Ann Arbor Times

The University of Michigan has received approximately $5 million in funding from the U.S. Department of Energy to advance research on wave energy devices and offshore wind technology. The grants aim to enhance the durability, reduce noise levels, and improve testing processes for these renewable energy sources.

Lei Zuo, the Herbet C. Sadler Collegiate Professor of Engineering at the university, is leading these projects with contributions from Pacific Northwest National Laboratory, the National Renewable Energy Laboratory, Sandia National Labs, the American Bureau of Shipping, and Virginia Tech.

Ocean waves and offshore winds represent a significant potential energy source. In the United States alone, ocean waves could provide power equivalent to nearly 60% of current electricity production. Globally, offshore wind energy has the capacity to meet 18 times the world's electricity needs.

Despite this potential, marine energy technologies are not as prevalent as solar panels or land turbines due to challenges such as harsh ocean conditions that can damage equipment. To address this issue, one project focuses on developing shock absorbers that protect mooring lines from breaking while also generating small amounts of electricity for device sensors.

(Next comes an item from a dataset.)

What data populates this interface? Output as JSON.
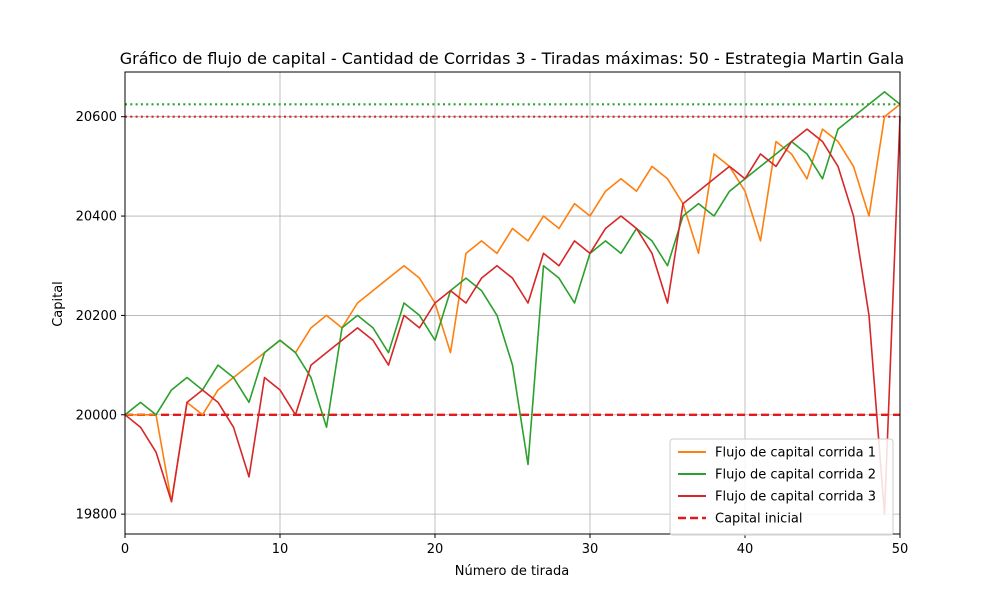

"It can cost around two million dollars to fix a mooring line that is only 30 to 80 meters deep," said Zuo. "It’s best to create as robust a system as possible."

Environmental concerns regarding noise pollution affecting marine life are also being addressed through innovations like balloon curtains and metal poles designed to contain sound waves produced by turbines.

The remaining grants will facilitate improved testing methods for wave energy converters by allowing engineers to evaluate prototype components more accurately before deploying them in real-world environments. Current practices require smaller-scale models tested in wave tanks due to cost and risk factors associated with full-scale ocean trials.

"Ideally, we would build and fully test a device that is half or one-third the size of an ocean-scale device before we’d deploy it in the ocean," Zuo explained. The new hardware-in-loop platforms will allow for comprehensive assessments under realistic conditions without immediate exposure to field trials.

Collaborators on these projects include Xiaofan Li from the University of Hong Kong and David Dowling from U-M's Marine and Offshore Design Performance program.